— И снова, дядюшка, намерений нашей государыни так просто не разгадать. Намеревается она предоставить вам возможность представить программу монаршего правления, как она шляхетству российскому видится. Кому, как не вам, знать, какие надежды просвещенное шляхетство на власть императорскую возлагает. Государыня о том вам написала, но и изустно передать велела, что ни читать, ни проверять замыслов ваших не будет, а целиком полагается на свое шляхетство, которое в лице ее свою подлинную благодетельницу и радетельницу приобрести может.
— Вот оно что! Озадачил ты меня, Иван Иванович, ничего не скажу. За честь премного благодарен, хоть и не больно уразуметь могу, почему она мне досталась.
— Государыне известно, сколь тесная дружба и доверие связывали вас с покойным пиитом нашим Кантемиром.
— А отколе государыне талант Антиоха Дмитриевича знаком? Ведь по сей день ни стихов, ни тем паче сатир видеть не пришлось. Не по нраву они монархам приходились. Последний раз Антиох Дмитриевич сатиры свои, переделав несколько, посвятил всерадостному восшествию на престол императрицы Елизаветы Петровны. Благодарность получил, а книги нет как нет.

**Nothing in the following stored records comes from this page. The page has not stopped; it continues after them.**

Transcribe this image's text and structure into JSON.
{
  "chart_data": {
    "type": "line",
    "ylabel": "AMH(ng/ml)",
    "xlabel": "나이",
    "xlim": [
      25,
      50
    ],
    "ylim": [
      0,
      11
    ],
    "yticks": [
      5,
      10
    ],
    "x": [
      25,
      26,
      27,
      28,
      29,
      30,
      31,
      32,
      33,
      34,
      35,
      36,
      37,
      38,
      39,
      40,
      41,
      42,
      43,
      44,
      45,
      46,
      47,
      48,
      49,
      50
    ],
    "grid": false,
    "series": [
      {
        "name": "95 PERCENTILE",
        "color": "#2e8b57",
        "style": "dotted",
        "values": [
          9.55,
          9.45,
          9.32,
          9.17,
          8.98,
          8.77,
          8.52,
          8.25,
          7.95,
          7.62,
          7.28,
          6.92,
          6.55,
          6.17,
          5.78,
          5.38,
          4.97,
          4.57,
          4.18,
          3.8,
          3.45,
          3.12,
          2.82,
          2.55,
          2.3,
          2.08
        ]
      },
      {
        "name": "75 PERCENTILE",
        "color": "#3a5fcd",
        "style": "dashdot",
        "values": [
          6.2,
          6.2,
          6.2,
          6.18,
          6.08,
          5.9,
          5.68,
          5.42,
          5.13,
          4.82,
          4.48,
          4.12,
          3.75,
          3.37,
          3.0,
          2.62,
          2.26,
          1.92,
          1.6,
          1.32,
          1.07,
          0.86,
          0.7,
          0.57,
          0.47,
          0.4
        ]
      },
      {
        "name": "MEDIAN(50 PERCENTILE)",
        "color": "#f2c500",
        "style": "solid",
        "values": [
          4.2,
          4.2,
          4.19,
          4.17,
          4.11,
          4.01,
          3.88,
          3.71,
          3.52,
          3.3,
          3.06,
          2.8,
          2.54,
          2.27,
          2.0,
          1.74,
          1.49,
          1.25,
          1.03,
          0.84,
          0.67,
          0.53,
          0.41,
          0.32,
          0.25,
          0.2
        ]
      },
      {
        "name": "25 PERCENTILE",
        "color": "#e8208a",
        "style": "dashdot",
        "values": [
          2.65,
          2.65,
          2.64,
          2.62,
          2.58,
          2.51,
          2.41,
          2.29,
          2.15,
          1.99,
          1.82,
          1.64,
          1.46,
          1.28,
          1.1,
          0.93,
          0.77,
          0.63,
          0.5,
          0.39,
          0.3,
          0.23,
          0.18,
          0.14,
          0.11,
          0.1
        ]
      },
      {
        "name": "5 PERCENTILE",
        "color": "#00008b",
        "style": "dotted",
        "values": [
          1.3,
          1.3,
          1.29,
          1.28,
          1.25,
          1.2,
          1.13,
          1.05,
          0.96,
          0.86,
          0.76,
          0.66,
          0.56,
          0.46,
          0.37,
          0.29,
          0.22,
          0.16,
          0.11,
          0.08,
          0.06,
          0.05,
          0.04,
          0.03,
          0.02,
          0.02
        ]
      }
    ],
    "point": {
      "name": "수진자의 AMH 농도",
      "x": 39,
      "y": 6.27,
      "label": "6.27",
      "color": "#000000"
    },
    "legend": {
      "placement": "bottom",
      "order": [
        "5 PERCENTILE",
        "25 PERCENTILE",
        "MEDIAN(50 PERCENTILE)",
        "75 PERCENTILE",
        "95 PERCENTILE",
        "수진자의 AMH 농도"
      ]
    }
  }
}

— Государыне в списках сатиры Кантемировы давно знакомы. Особенно она похваляла сатиру седьмую — о воспитании, вам, дядюшка, персонально адресованную.
— Польщен и тронут, однако в одиночку за такой прожект приниматься не стану — помощники нужны.
— И в этом государыня вам полную свободу предоставляет: ни спрашиваться у нее, ни советоваться нужды нет.
* * *
Петербург. Дом Г.Н. Теплова. Теплов и Левицкий.
— Хотел бы в первопрестольной побывать, Дмитрий Григорьевич?
— Хотение великое, да участь горькая. Я ведь сам себе не хозяин, ваше превосходительство.
— Оставь ты с „превосходительством“! Был я для тебя и останусь Григорием Николаевичем, так что не серди ты меня. А ты все с Антроповым. Не засиделся ли? Не Бог весть какой он мастер — не тебе чета.
— Человек он хороший, Григорий Николаевич. Добрый. Работой со мной делится.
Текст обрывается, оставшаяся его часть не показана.